Juristin Beck begrüßt Bundesratsinitiative zu Femiziden

Juristin Beck begrüßt Bundesratsinitiative zu Femiziden
Niedersachsen will eine Klarstellung im Strafrecht zu Tatmotiven bei geschlechtsspezifischen Tötungen von Frauen durch Männer erreichen. Die Juristin Susanne Beck begrüßt die Initiative, warnt aber: Das reicht nicht aus.
27.05.2026
epd
epd-Gespräch: Martina Schwager

Hannover (epd). Die Strafrechtlerin und Rechtsphilosophin Susanne Beck begrüßt die Bundesratsinitiative der niedersächsischen Landesregierung zu Femiziden im Strafrecht. Sie halte es für sinnvoll, im Gesetzestext explizit klarzustellen, dass das gezielte Töten von Frauen aufgrund ihres Geschlechts das Mordmerkmal der niederen Beweggründe erfülle, sagte sie dem Evangelischen Pressedienst (epd).
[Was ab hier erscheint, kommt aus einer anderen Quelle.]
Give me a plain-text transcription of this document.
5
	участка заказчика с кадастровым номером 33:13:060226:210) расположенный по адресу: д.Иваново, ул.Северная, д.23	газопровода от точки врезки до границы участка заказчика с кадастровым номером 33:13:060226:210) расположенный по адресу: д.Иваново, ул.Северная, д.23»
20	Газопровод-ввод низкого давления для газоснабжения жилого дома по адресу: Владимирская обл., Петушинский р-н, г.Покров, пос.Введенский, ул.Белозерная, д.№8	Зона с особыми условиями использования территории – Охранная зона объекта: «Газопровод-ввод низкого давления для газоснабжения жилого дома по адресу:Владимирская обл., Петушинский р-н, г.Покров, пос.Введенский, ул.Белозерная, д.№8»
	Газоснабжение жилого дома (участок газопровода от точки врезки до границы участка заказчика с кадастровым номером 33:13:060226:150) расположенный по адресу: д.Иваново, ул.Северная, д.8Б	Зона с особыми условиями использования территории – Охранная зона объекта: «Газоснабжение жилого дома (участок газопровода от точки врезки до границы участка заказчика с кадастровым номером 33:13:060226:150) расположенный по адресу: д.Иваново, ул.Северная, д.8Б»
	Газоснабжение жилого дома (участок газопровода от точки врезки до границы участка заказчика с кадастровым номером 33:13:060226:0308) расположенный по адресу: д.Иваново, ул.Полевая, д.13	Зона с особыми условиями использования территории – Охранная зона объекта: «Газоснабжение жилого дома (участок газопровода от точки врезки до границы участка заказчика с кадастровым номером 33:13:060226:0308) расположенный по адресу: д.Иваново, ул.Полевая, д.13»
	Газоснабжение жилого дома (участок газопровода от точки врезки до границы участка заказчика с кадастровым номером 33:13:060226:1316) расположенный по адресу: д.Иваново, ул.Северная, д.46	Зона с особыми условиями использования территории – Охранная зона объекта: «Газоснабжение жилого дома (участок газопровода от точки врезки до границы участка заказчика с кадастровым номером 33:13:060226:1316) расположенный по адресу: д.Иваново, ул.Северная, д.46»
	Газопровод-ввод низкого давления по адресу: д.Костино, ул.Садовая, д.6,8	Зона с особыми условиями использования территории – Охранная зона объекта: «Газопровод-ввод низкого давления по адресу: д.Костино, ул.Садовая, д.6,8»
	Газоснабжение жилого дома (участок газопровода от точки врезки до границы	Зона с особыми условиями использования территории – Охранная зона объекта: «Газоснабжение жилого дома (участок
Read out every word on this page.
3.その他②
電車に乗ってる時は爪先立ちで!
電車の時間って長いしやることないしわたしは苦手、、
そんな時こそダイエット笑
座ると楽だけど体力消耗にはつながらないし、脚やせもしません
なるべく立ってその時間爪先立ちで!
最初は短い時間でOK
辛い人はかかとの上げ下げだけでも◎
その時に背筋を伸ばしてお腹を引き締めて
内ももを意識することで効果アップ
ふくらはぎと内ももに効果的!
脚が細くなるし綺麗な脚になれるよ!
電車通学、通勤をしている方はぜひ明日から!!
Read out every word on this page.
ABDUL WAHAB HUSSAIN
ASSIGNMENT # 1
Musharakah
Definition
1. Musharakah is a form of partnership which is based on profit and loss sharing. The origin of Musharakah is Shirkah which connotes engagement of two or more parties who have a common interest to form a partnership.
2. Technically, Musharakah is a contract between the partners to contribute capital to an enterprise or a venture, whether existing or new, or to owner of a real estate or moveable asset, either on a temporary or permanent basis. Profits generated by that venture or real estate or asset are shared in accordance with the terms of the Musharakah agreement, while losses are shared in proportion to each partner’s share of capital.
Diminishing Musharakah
Gerade dass die Initiative offen lasse, ob es einen eigenen Straftatbestand für Femizide geben solle oder etwa die vorsätzlichen Tötungsdelikte insgesamt reformiert werden sollten, sei positiv zu bewerten. Eine breite Diskussion über das Für und Wider sei notwendig.

Zwar sei für die Tötung einer Frau etwa durch den Partner oder Ex-Partner auch jetzt schon eine Verurteilung wegen Mordes möglich, sagte Beck. Allerdings zeige die Praxis, dass Richter noch häufig das Mordmerkmal verneinten und dem Täter eine emotionale Ausnahmesituation aufgrund der Trennung zugutehielten. Allein mit einer Klarstellung im Strafrecht lasse sich das Problem allerdings nicht lösen, warnte Beck. Mindestens genauso wichtig seien Prävention und Opferschutz.

Breite gesellschaftliche Diskussion notwendig

Die Jura-Professorin hält zudem eine breite gesellschaftliche Diskussion über die geschlechtsbezogene Tötung von Frauen durch Männer für dringend notwendig. Femizide seien nur die Spitze einer Gewaltpyramide gegen Frauen. Die Gewalt entstehe durch sexistische Witze und Sprüche, gehe über verbale, körperliche und sexuelle Gewalt und ende bei der Tötung. „Der Mord an einer Frau, weil sie eine Frau ist, wächst auf einem Nährboden, auf dem Gewalt gegen Frauen gesellschaftlich weitverbreitet ist“, sagte Beck. Patriarchale Machtstrukturen seien trotz Erfolgen in der geschlechtlichen Gleichstellung erhalten geblieben.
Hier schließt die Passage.